5 Fr. Adrian Fortescue wrote in his article on the Paulicians that they rejected the Old Testament; there was no Incarnation, Christ was an angel sent into the world by God (the Paulicians believed as the Docetae: He only “seemed” to have taken on our humanity; His real mother was the heavenly Jerusalem. His work consisted only in His teaching; to believe in Him saves men from judgment. The true baptism and Eucharist consist in hearing His word, as in John 4:10.) Many Paulicians, nevertheless, let their children be baptized by the Catholic clergy. They honored not the Cross, but only the book of the Gospel. They were Iconoclasts, rejecting all pictures. Their Bible was a fragmentary New Testament. They rejected St. Peter’s epistles because he had denied Christ. They referred always to the “Gospel and Apostle”, apparently only St. Luke and St.

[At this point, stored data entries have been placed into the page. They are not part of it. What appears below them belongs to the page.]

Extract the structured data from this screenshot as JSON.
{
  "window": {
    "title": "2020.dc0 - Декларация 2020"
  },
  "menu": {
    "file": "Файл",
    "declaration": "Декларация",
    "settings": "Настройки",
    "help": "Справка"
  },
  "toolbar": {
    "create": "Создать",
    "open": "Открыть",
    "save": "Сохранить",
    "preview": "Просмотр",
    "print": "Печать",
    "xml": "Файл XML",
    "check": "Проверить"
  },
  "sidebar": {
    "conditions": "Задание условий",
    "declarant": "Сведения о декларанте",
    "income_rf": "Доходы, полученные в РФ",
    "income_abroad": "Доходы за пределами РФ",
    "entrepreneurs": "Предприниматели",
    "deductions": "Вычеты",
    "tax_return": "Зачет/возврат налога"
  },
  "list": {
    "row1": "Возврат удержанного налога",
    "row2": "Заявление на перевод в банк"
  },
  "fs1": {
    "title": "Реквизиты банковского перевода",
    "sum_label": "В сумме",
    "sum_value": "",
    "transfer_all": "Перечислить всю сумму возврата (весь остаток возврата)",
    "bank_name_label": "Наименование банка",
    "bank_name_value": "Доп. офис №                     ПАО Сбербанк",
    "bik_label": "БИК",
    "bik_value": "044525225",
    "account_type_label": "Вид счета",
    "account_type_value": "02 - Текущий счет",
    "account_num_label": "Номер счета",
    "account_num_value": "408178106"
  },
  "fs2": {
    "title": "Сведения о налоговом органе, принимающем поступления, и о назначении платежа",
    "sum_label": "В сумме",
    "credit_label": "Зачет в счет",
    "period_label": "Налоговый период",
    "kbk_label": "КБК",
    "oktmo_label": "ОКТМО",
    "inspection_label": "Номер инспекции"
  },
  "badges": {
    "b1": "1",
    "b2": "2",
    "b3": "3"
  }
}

Paul; though they quoted other Gospels in controversy. The whole ecclesiastical hierarchy is bad, as also are all sacraments and ritual. As they were very anti-ascetical, they held a special aversion to monks.

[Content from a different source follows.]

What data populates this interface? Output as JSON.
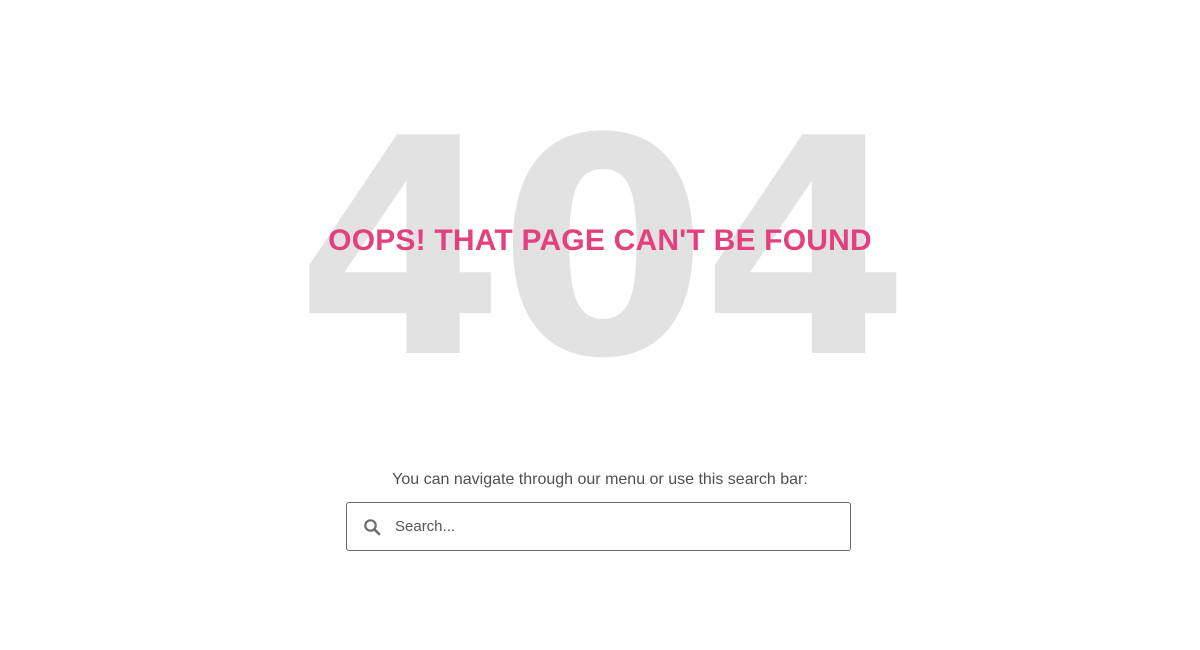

6 General History of the Catholic Church from the Commencement of the Christian Era to the Twentieth Century, M. L’Abbe J.E. Darras, © 1898, p. 310.
7 As history has shown, whenever this phenomenon has occurred, many of these Jews, while ostensibly practicing Catholicism, secretly continued to follow the rites of Judaism to which they remained deeply attached. Unfortunately, this “Marranist phenomenon” did not stop here. Many of these false Christians went on to enter the ranks of the clergy and religious, becoming priests, nuns, and even bishops!
8 As one author put it, Constantine was branded with arguably the worst moniker in history. “Copronymus” comes from Kopros , the Greek word for dung.
9 Catholic historian, M. Poujoulat, wrote: “Cold rigid Protestantism devoid of greatness of life, is enthusiastic in its admiration of the Iconoclast council of 754. With Leo the Isaurian and Copronymus, it raises the cry of idolatry! superstition! on seeing our churches decorated with the masterpieces of great artists.”
10 Mansi, Giovanni Domenico; Sacrorum Conciliorum nova et amplissima collectio . Florentiae, Expensis Antonii Zatta, 1859-1898, Volume 13, 24E-32A, and 41A.